Hausarzt und Psychopharmaka


Prof. Dr. med. Dipl.-Psych. Gerd Laux, Soyen

Psychopharmaka in der Hausarztpraxis

Patienten erkennen, verstehen und erfolgreich behandeln

Von Daniel Schüpbach und Otto Dietmaier. Wissenschaftliche Verlagsgesellschaft Stuttgart, 2021. XX, 284 Seiten, 18 Farbabbildungen, 78 farbige Tabellen. Auch als E-Book erhältlich. Kartoniert 34,80 Euro. ISBN 978-3-8047-3946-8. E-Book 34,80 Euro. ISBN 978-3-8047-4221-5.

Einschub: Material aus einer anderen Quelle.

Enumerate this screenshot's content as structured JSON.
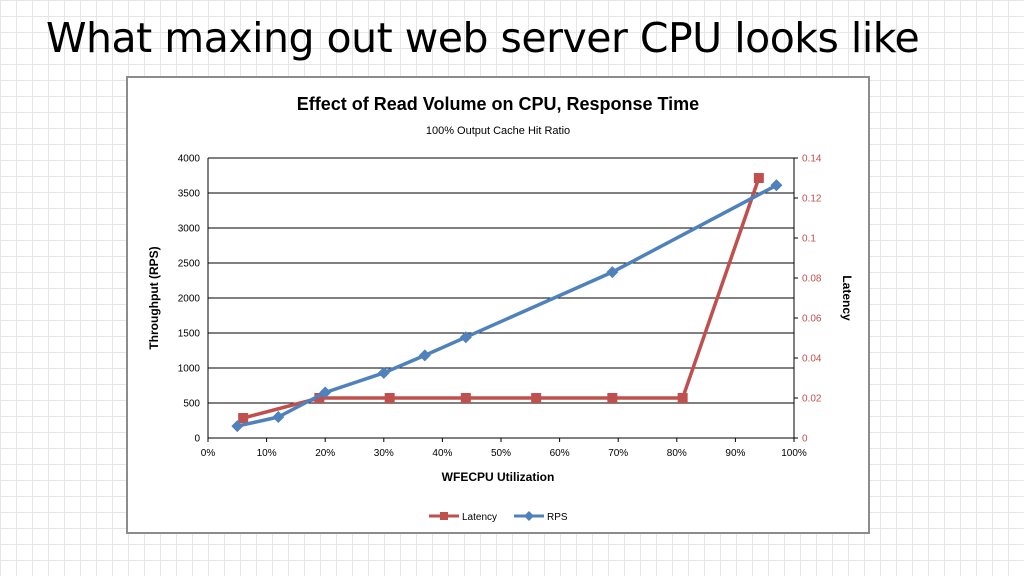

Psychopharmaka gehören zu den meist verordneten Arzneimitteln, Hausärzte sind zumeist die erste Anlaufstelle von Patienten mit psychischen Beschwerden und Symptomen, sodass es nicht überrascht, dass Hausärzte und hausärztlich tätige Internisten in Deutschland mehr Psychopharmaka verordnen als die Psychiater/Nervenärzte. Verdienstvolles Anliegen dieses Buches ist deshalb, Wissen und Kompetenz der Hausärzte hinsichtlich Psychopharmakologie und Psychopharmakotherapie zu verbessern. Auf 277 Seiten werden vier Schwerpunktkrankheiten abgehandelt: affektive Störungen, Schizophrenien, Angststörungen und Schlafstörungen. Gegliedert in 13 Kapitel werden Epidemiologie, Ätiologie, Diagnose, sodann Allgemeines zur Therapie und dann die entsprechende Substanzklasse – Antidepressiva, Stimmungsstabilisierer, Antipsychotika, Tranquilizer und Hypnotika – dargestellt.

Im allgemeinen Teil werden zu den vier Krankheiten Symptome und Behandlungsziele, Verläufe, Komorbiditäten, psychosoziale Aspekte und die Sicht von Patienten und Angehörigen, illustriert durch Fallschilderungen beschrieben. Zur Therapie werden allgemeine Gesichtspunkte, dann die Therapiephasen Notfall, Akuttherapie, Erhaltungstherapie, aber auch Kombinationstherapien gut verständlich abgehandelt. Auch die wichtigen Kapitel Therapieumstellung, Kontrolluntersuchungen und Adhärenz finden sich abgerundet durch Behandlungsleitlinien und Tipps und Empfehlungen zur Therapie in der Hausarztpraxis. Zu Komorbiditäten werden genaue Zahlenangaben gemacht, hier wären Circa-Angaben adäquater. Die Darstellung der Substanzklassen gliedert sich sinnvollerweise in Definition, Einteilung, Pharmakologie, Indikationen, Nebenwirkungen und Kontraindikationen, Interaktionen und den klinisch-praktisch wichtigen Bereich Schwangerschaft und Stillzeit.

Eine gute Idee stellen kompakte Faktenblätter zu psychiatrischen Notfällen/klinischen Fragestellungen dar. Die 13 Themen umfassen unter anderem Vorgehen bei akuter Suizidalität und Management von Lithium. Einige Themen scheinen wegen ihrer Seltenheit oder Auftreten nur in der stationären Akutversorgung nicht für die Hausarztpraxis relevant (malignes neuroleptisches Syndrom, Delir-Therapie, Erregungszustand bei Manie).

Im Anhang findet sich eine kompakte Substanz-Übersichtstabelle von 94 Psychopharmaka. Hier stellt sich die Frage, inwieweit dies Hausarztpraxis-gerecht ist, sinnvollerweise sollte der Allgemeinarzt mit etwa fünf bis sechs Psychopharmaka Erfahrung sammeln und diese verordnen.

Literatur findet sich praktischerweise teilweise am Ende der jeweiligen Kapitel, aber nicht durchgängig. Die umfangreiche Literatur zu Kapitel 4 gehört zum Beispiel teilweise zu Kapitel 1 bzw. 2. Die wiedergegebenen Abbildungen bedürfen zum Teil einer Quellenangabe, die Abbildung zur Höhenangst scheint klinisch wenig passend.

Das vorgelegte Buch ist wichtig und verdienstvoll. Hinsichtlich des Umfangs bleibt der schwierige Spagat zwischen einem „kompakten, einfachen Kochbuch“ und einem anspruchsvolleren, fundierten Werk zum Nachschlagen. In der Hausarztpraxis sind „psychosomatische Störungen“, „Anpassungsstörungen“ sowie „Schmerzsyndrome“ besonders häufig. Hier ist die häufig praktizierte Psychopharmakotherapie besonders schwierig. Demenzen und Alkoholabhängigkeit werden medikamentös unterversorgt. In einer sicherlich erfolgenden und wünschenswerten Neuauflage sollten diese Bereiche mit abgehandelt werden.